To any psychopath, death is not ‘wrong’ or a criminal act. To Hannibal Lecter, he is playing God himself when he absolves all “pigs” – people he deems “rude” and unworthy of living civilized human lives. He says, “Killing must feel good to God too – he does it all the time, and are we not created in his image?” to Will Graham, his patient, and FBI profiler when the latter is toying with his newfound affinity towards killing. 

      Hannibal’s eccentric clothing makes him stand out the way a Michelangelo classic would in a Salvador Dali-themed art gallery. Planted against his red and white-looking curtains in his counseling room, the crescendo of Hannibal’s character reaches its peak when he realizes that as much as he wants to toy with Will Graham’s sanity, he is drawn to the understanding that they share. It reaches the extent that he falls in love with him, session by session, post which all his crime scenes start displaying hints he wants Will to catch up on or crimes he commits specifically for Will’s ‘welfare’. Fuller does a brilliant job of depicting a psychopathic predator’s love for taking an elegant, insane, yet beautiful form, one murder scene at a time.

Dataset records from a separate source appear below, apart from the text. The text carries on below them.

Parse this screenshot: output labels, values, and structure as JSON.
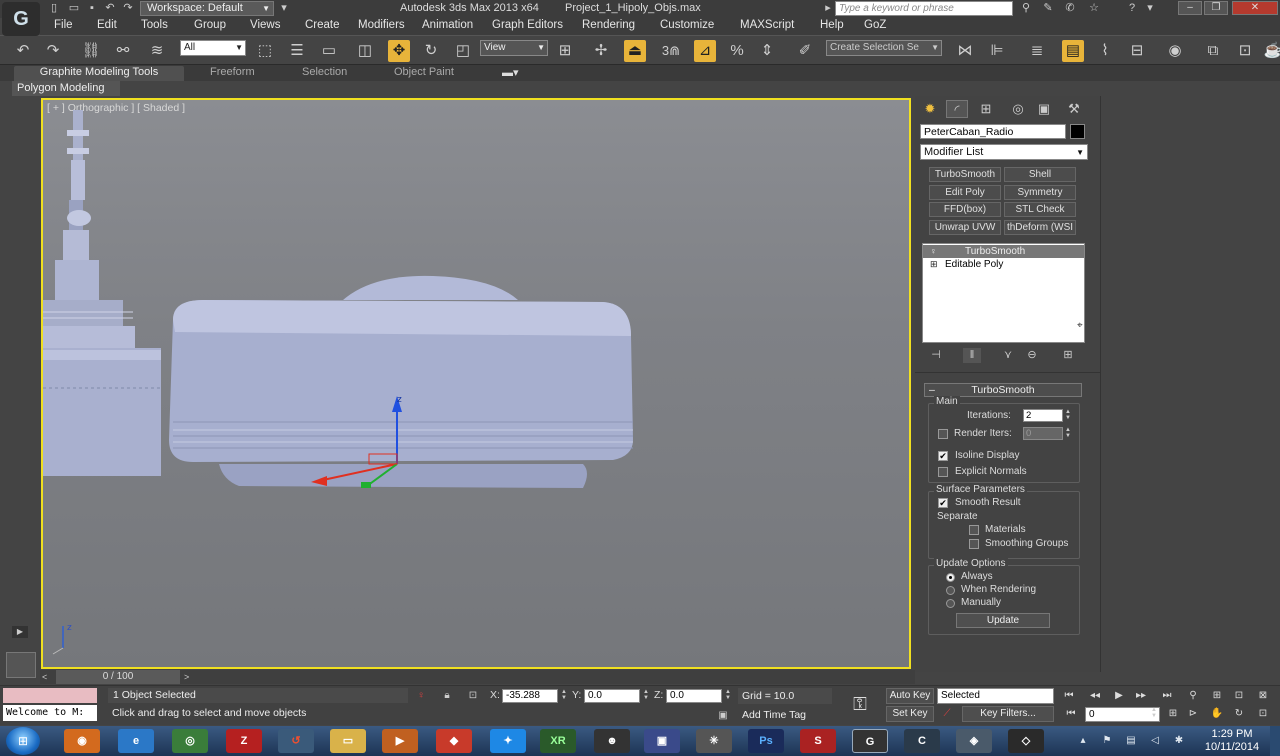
{
  "titlebar": {
    "workspace": "Workspace: Default",
    "app_title": "Autodesk 3ds Max  2013 x64",
    "file_title": "Project_1_Hipoly_Objs.max",
    "search_placeholder": "Type a keyword or phrase"
  },
  "menu": [
    "File",
    "Edit",
    "Tools",
    "Group",
    "Views",
    "Create",
    "Modifiers",
    "Animation",
    "Graph Editors",
    "Rendering",
    "Customize",
    "MAXScript",
    "Help",
    "GoZ"
  ],
  "toolbar": {
    "selection_filter": "All",
    "ref_coord": "View",
    "snap_label": "3",
    "named_selection_placeholder": "Create Selection Se"
  },
  "ribbon": {
    "tabs": [
      "Graphite Modeling Tools",
      "Freeform",
      "Selection",
      "Object Paint"
    ],
    "sub_label": "Polygon Modeling"
  },
  "viewport": {
    "label": "[ + ] Orthographic ] [ Shaded ]",
    "gizmo_z": "z",
    "corner_axis_z": "z"
  },
  "command_panel": {
    "object_name": "PeterCaban_Radio",
    "object_color": "#000000",
    "modifier_list": "Modifier List",
    "modifier_buttons": [
      "TurboSmooth",
      "Shell",
      "Edit Poly",
      "Symmetry",
      "FFD(box)",
      "STL Check",
      "Unwrap UVW",
      "thDeform (WSI"
    ],
    "stack": [
      "TurboSmooth",
      "Editable Poly"
    ],
    "rollout": {
      "title": "TurboSmooth",
      "main_group": "Main",
      "iterations_label": "Iterations:",
      "iterations_value": "2",
      "render_iters_label": "Render Iters:",
      "render_iters_value": "0",
      "render_iters_checked": false,
      "isoline_label": "Isoline Display",
      "isoline_checked": true,
      "explicit_normals_label": "Explicit Normals",
      "explicit_normals_checked": false,
      "surface_group": "Surface Parameters",
      "smooth_result_label": "Smooth Result",
      "smooth_result_checked": true,
      "separate_label": "Separate",
      "materials_label": "Materials",
      "smoothing_groups_label": "Smoothing Groups",
      "update_group": "Update Options",
      "update_options": [
        "Always",
        "When Rendering",
        "Manually"
      ],
      "update_selected": "Always",
      "update_button": "Update"
    }
  },
  "timeline": {
    "frame_readout": "0 / 100"
  },
  "status": {
    "listener_text": "Welcome to M:",
    "selection_count": "1 Object Selected",
    "prompt": "Click and drag to select and move objects",
    "x_label": "X:",
    "x_value": "-35.288",
    "y_label": "Y:",
    "y_value": "0.0",
    "z_label": "Z:",
    "z_value": "0.0",
    "grid": "Grid = 10.0",
    "add_time_tag": "Add Time Tag",
    "auto_key": "Auto Key",
    "set_key": "Set Key",
    "key_mode": "Selected",
    "key_filters": "Key Filters...",
    "current_frame": "0"
  },
  "taskbar": {
    "time": "1:29 PM",
    "date": "10/11/2014"
  },
  "colors": {
    "viewport_border": "#f0e020",
    "active_tool": "#e8b43a",
    "model": "#a7afcf"
  }
}
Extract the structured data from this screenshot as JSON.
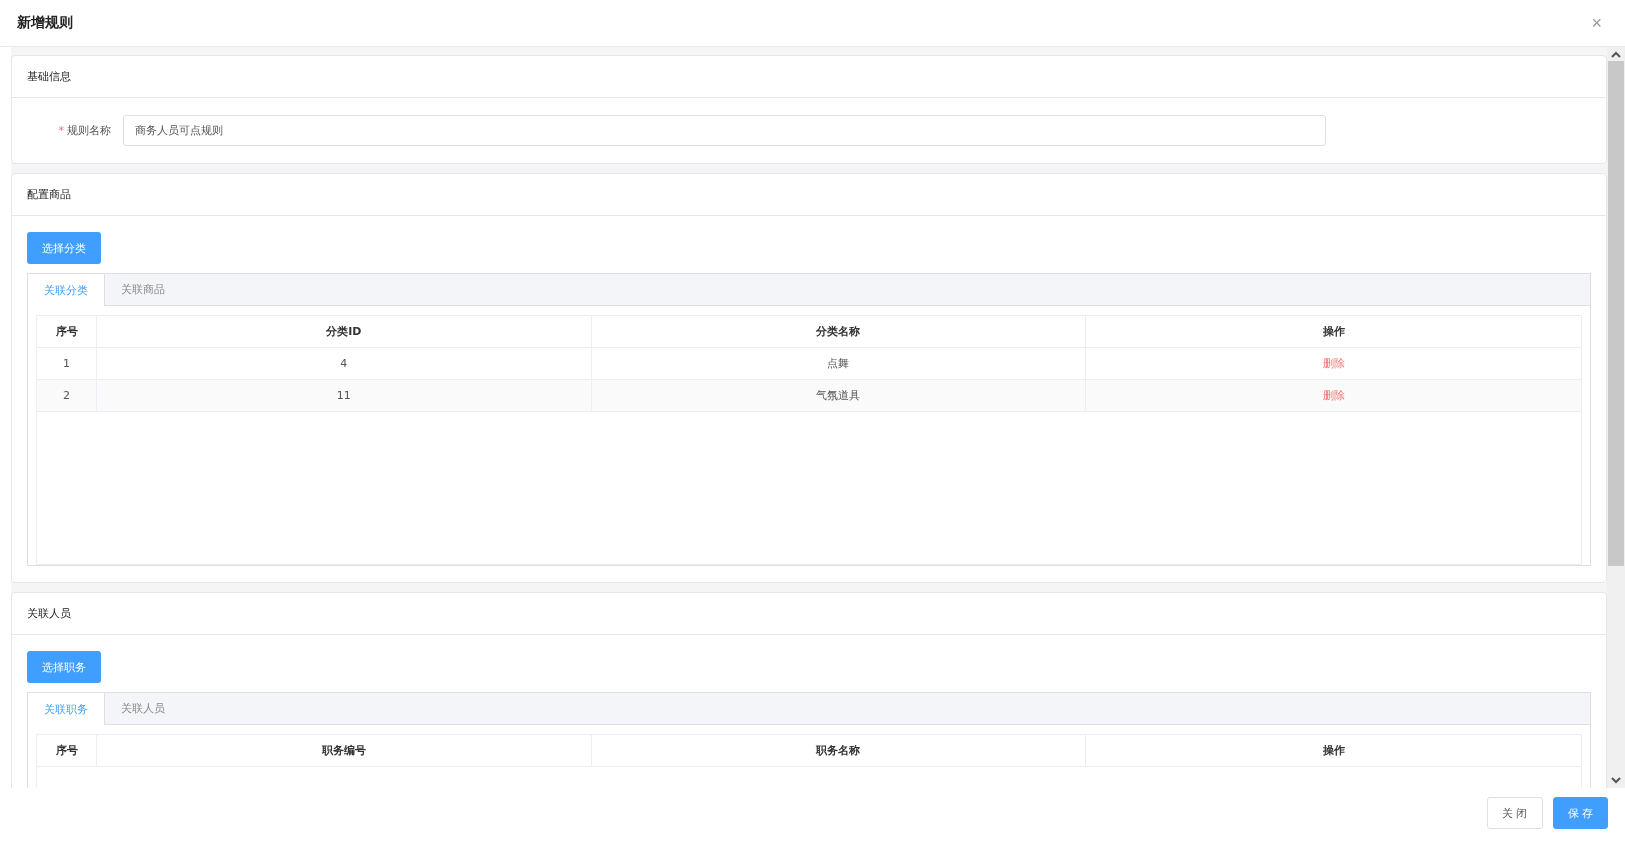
{
  "dialog": {
    "title": "新增规则",
    "close_icon": "×"
  },
  "basic_info": {
    "title": "基础信息",
    "fields": [
      {
        "label": "规则名称",
        "required_mark": "*",
        "value": "商务人员可点规则"
      }
    ]
  },
  "products": {
    "title": "配置商品",
    "button": "选择分类",
    "tabs": [
      {
        "label": "关联分类",
        "selected": true
      },
      {
        "label": "关联商品",
        "selected": false
      }
    ],
    "table": {
      "columns": [
        "序号",
        "分类ID",
        "分类名称",
        "操作"
      ],
      "rows": [
        {
          "cells": [
            "1",
            "4",
            "点舞"
          ],
          "action": "删除"
        },
        {
          "cells": [
            "2",
            "11",
            "气氛道具"
          ],
          "action": "删除"
        }
      ]
    }
  },
  "people": {
    "title": "关联人员",
    "button": "选择职务",
    "tabs": [
      {
        "label": "关联职务",
        "selected": true
      },
      {
        "label": "关联人员",
        "selected": false
      }
    ],
    "table": {
      "columns": [
        "序号",
        "职务编号",
        "职务名称",
        "操作"
      ]
    }
  },
  "footer": {
    "buttons": [
      {
        "label": "关 闭",
        "kind": "default"
      },
      {
        "label": "保 存",
        "kind": "primary"
      }
    ]
  }
}
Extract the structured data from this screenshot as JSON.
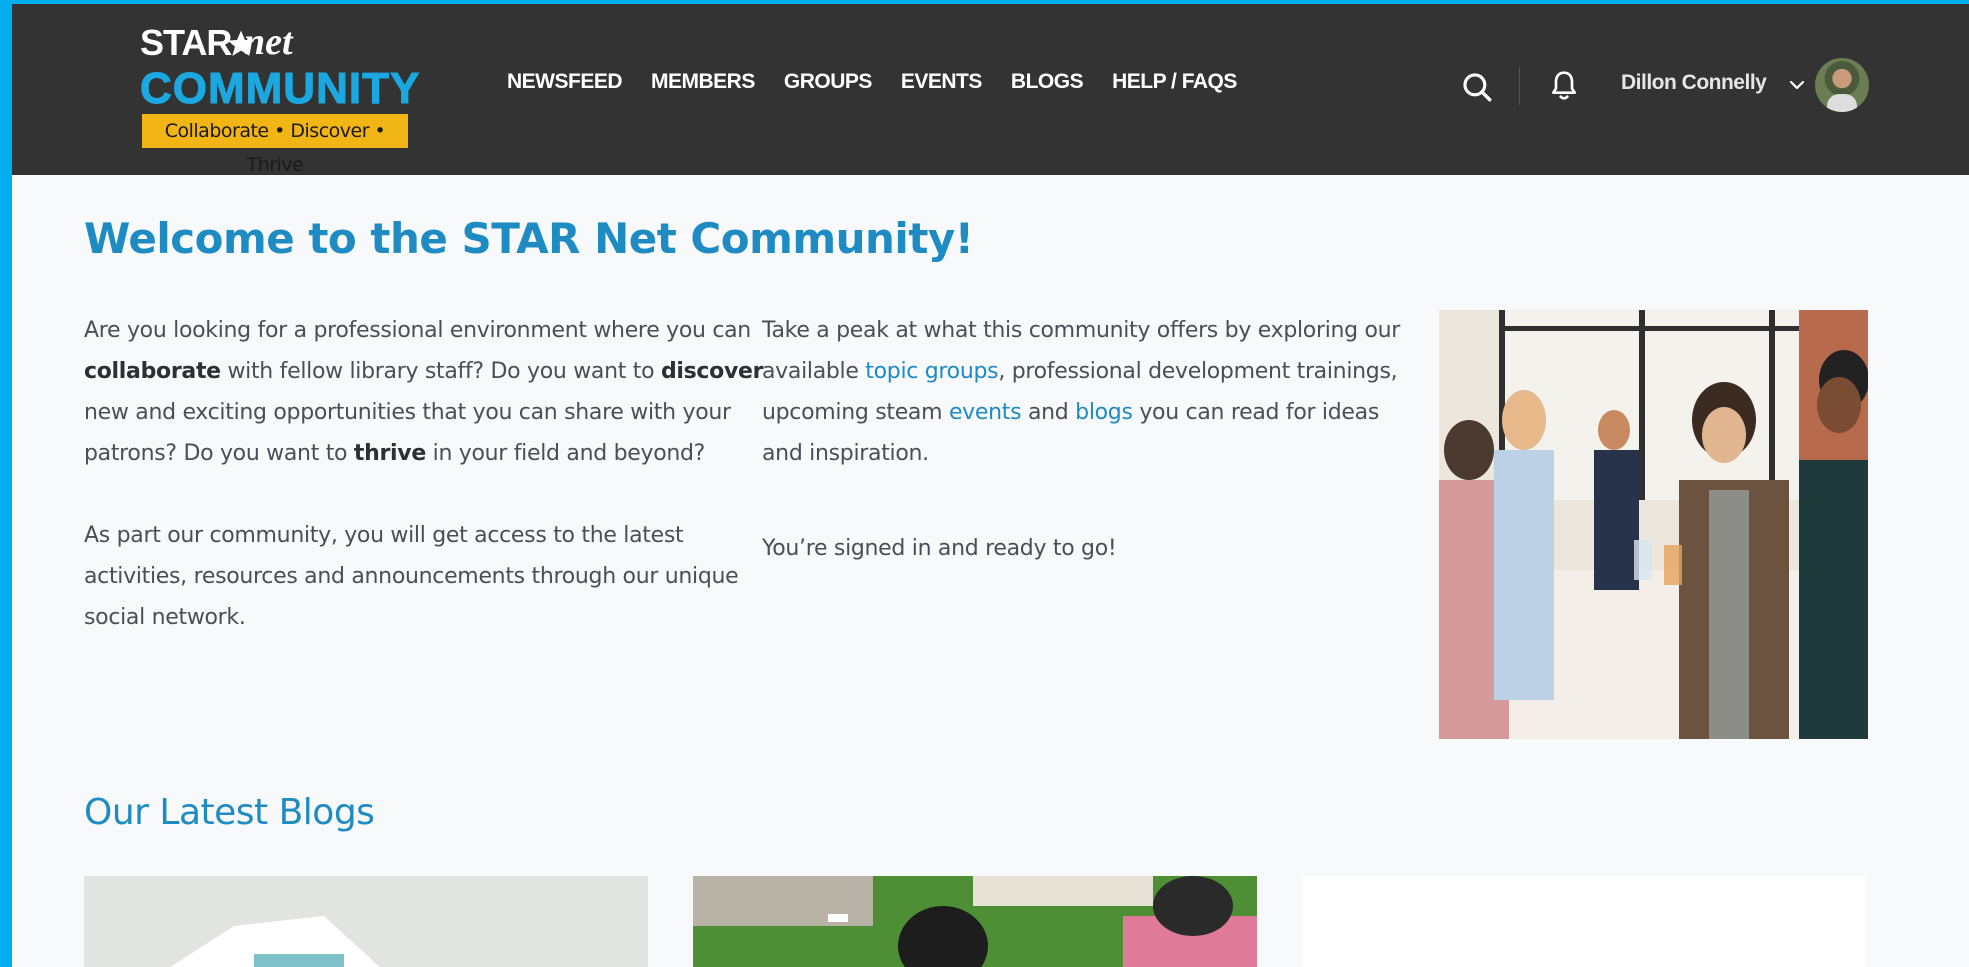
{
  "logo": {
    "star": "STAR",
    "net": "net",
    "community": "COMMUNITY",
    "tagline": "Collaborate • Discover • Thrive"
  },
  "nav": {
    "items": [
      "NEWSFEED",
      "MEMBERS",
      "GROUPS",
      "EVENTS",
      "BLOGS",
      "HELP / FAQS"
    ]
  },
  "header": {
    "user_name": "Dillon Connelly",
    "icons": [
      "search-icon",
      "bell-icon",
      "chevron-down-icon",
      "avatar"
    ]
  },
  "main": {
    "title": "Welcome to the STAR Net Community!",
    "col1": {
      "p1_a": "Are you looking for a professional environment where you can ",
      "p1_b1": "collaborate",
      "p1_c": " with fellow library staff? Do you want to ",
      "p1_b2": "discover",
      "p1_d": " new and exciting opportunities that you can share with your patrons? Do you want to ",
      "p1_b3": "thrive",
      "p1_e": " in your field and beyond?",
      "p2": "As part our community, you will get access to the latest activities, resources and announcements through our unique social network."
    },
    "col2": {
      "p1_a": "Take a peak at what this community offers by exploring our available ",
      "link_groups": "topic groups",
      "p1_b": ", professional development trainings, upcoming steam ",
      "link_events": "events",
      "p1_c": " and ",
      "link_blogs": "blogs",
      "p1_d": " you can read for ideas and inspiration.",
      "p2": "You’re signed in and ready to go!"
    }
  },
  "blogs": {
    "title": "Our Latest Blogs"
  },
  "colors": {
    "header_bg": "#333333",
    "accent": "#1e8bc3",
    "frame": "#00aeef",
    "tagline_bg": "#f2b516"
  }
}
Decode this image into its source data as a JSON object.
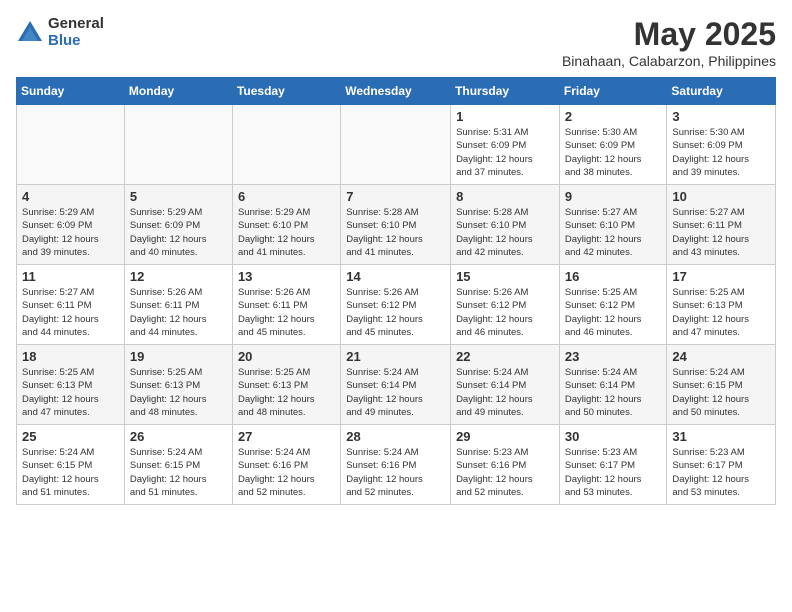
{
  "header": {
    "logo_general": "General",
    "logo_blue": "Blue",
    "month_year": "May 2025",
    "location": "Binahaan, Calabarzon, Philippines"
  },
  "days_of_week": [
    "Sunday",
    "Monday",
    "Tuesday",
    "Wednesday",
    "Thursday",
    "Friday",
    "Saturday"
  ],
  "weeks": [
    [
      {
        "day": "",
        "info": ""
      },
      {
        "day": "",
        "info": ""
      },
      {
        "day": "",
        "info": ""
      },
      {
        "day": "",
        "info": ""
      },
      {
        "day": "1",
        "info": "Sunrise: 5:31 AM\nSunset: 6:09 PM\nDaylight: 12 hours\nand 37 minutes."
      },
      {
        "day": "2",
        "info": "Sunrise: 5:30 AM\nSunset: 6:09 PM\nDaylight: 12 hours\nand 38 minutes."
      },
      {
        "day": "3",
        "info": "Sunrise: 5:30 AM\nSunset: 6:09 PM\nDaylight: 12 hours\nand 39 minutes."
      }
    ],
    [
      {
        "day": "4",
        "info": "Sunrise: 5:29 AM\nSunset: 6:09 PM\nDaylight: 12 hours\nand 39 minutes."
      },
      {
        "day": "5",
        "info": "Sunrise: 5:29 AM\nSunset: 6:09 PM\nDaylight: 12 hours\nand 40 minutes."
      },
      {
        "day": "6",
        "info": "Sunrise: 5:29 AM\nSunset: 6:10 PM\nDaylight: 12 hours\nand 41 minutes."
      },
      {
        "day": "7",
        "info": "Sunrise: 5:28 AM\nSunset: 6:10 PM\nDaylight: 12 hours\nand 41 minutes."
      },
      {
        "day": "8",
        "info": "Sunrise: 5:28 AM\nSunset: 6:10 PM\nDaylight: 12 hours\nand 42 minutes."
      },
      {
        "day": "9",
        "info": "Sunrise: 5:27 AM\nSunset: 6:10 PM\nDaylight: 12 hours\nand 42 minutes."
      },
      {
        "day": "10",
        "info": "Sunrise: 5:27 AM\nSunset: 6:11 PM\nDaylight: 12 hours\nand 43 minutes."
      }
    ],
    [
      {
        "day": "11",
        "info": "Sunrise: 5:27 AM\nSunset: 6:11 PM\nDaylight: 12 hours\nand 44 minutes."
      },
      {
        "day": "12",
        "info": "Sunrise: 5:26 AM\nSunset: 6:11 PM\nDaylight: 12 hours\nand 44 minutes."
      },
      {
        "day": "13",
        "info": "Sunrise: 5:26 AM\nSunset: 6:11 PM\nDaylight: 12 hours\nand 45 minutes."
      },
      {
        "day": "14",
        "info": "Sunrise: 5:26 AM\nSunset: 6:12 PM\nDaylight: 12 hours\nand 45 minutes."
      },
      {
        "day": "15",
        "info": "Sunrise: 5:26 AM\nSunset: 6:12 PM\nDaylight: 12 hours\nand 46 minutes."
      },
      {
        "day": "16",
        "info": "Sunrise: 5:25 AM\nSunset: 6:12 PM\nDaylight: 12 hours\nand 46 minutes."
      },
      {
        "day": "17",
        "info": "Sunrise: 5:25 AM\nSunset: 6:13 PM\nDaylight: 12 hours\nand 47 minutes."
      }
    ],
    [
      {
        "day": "18",
        "info": "Sunrise: 5:25 AM\nSunset: 6:13 PM\nDaylight: 12 hours\nand 47 minutes."
      },
      {
        "day": "19",
        "info": "Sunrise: 5:25 AM\nSunset: 6:13 PM\nDaylight: 12 hours\nand 48 minutes."
      },
      {
        "day": "20",
        "info": "Sunrise: 5:25 AM\nSunset: 6:13 PM\nDaylight: 12 hours\nand 48 minutes."
      },
      {
        "day": "21",
        "info": "Sunrise: 5:24 AM\nSunset: 6:14 PM\nDaylight: 12 hours\nand 49 minutes."
      },
      {
        "day": "22",
        "info": "Sunrise: 5:24 AM\nSunset: 6:14 PM\nDaylight: 12 hours\nand 49 minutes."
      },
      {
        "day": "23",
        "info": "Sunrise: 5:24 AM\nSunset: 6:14 PM\nDaylight: 12 hours\nand 50 minutes."
      },
      {
        "day": "24",
        "info": "Sunrise: 5:24 AM\nSunset: 6:15 PM\nDaylight: 12 hours\nand 50 minutes."
      }
    ],
    [
      {
        "day": "25",
        "info": "Sunrise: 5:24 AM\nSunset: 6:15 PM\nDaylight: 12 hours\nand 51 minutes."
      },
      {
        "day": "26",
        "info": "Sunrise: 5:24 AM\nSunset: 6:15 PM\nDaylight: 12 hours\nand 51 minutes."
      },
      {
        "day": "27",
        "info": "Sunrise: 5:24 AM\nSunset: 6:16 PM\nDaylight: 12 hours\nand 52 minutes."
      },
      {
        "day": "28",
        "info": "Sunrise: 5:24 AM\nSunset: 6:16 PM\nDaylight: 12 hours\nand 52 minutes."
      },
      {
        "day": "29",
        "info": "Sunrise: 5:23 AM\nSunset: 6:16 PM\nDaylight: 12 hours\nand 52 minutes."
      },
      {
        "day": "30",
        "info": "Sunrise: 5:23 AM\nSunset: 6:17 PM\nDaylight: 12 hours\nand 53 minutes."
      },
      {
        "day": "31",
        "info": "Sunrise: 5:23 AM\nSunset: 6:17 PM\nDaylight: 12 hours\nand 53 minutes."
      }
    ]
  ]
}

      Hannibal crafts his crime scenes as if they are his Art installations, his Odes to Death. There is a particular crime scene in Bryan Fuller’s Hannibal wherein Hannibal thinly slices Dr. Beverly Katz, the forensic expert working with the FBI, who comes very close to uncovering Hannibal’s true identity. He puts her sliced body up in thin glass panels in the manner she had studied biological samples throughout her career and puts them up for display in a science museum. If there is one thing Hannibal loves more than killing for “poetic justice”, it is symbolism in the display of his crime scenes. Further, a judge Hannibal deems unworthy of deciding on Will’s trial is found in his own courtroom, impaled on a stand holding the scales of Justice, one scale holding up his brain and the other his heart. Hannibal even goes to the extent of pulling down the judge’s scalp skin to cover his eyes, for Justice is, after all, blind. 

      Ultimately, Hannibal is a predator with, what we would call in psychological terms, ‘Aesthetic Needs’ ranking pretty low in his Hierarchy of Needs. He doesn’t kill for any ulterior motive but does it simply because that’s who he is.  The juxtaposition of all the sublime pastels of his Artistic Needs, when pasted against the dark mattes of his Predatory Instincts, creates a poetically complex Hannibal Lecter who you fear only because his personality lures you in. 

      I have learned that you can always see reflections of the artist in whatever art they create. Thomas Harris must have had some very intriguing experiences to have crafted such a cult favorite psychopathic icon named Hannibal Lecter. Of course, there isn’t much material available on Harris’s personal life because he maintains a very private life with a “general aura of mystery, going so far as to not participate in interviews. All the media knows about him is that he considers writing to be a form of torture. It is a statement I am sure Hannibal Lecter would have made if he were hiding undercover as a writer.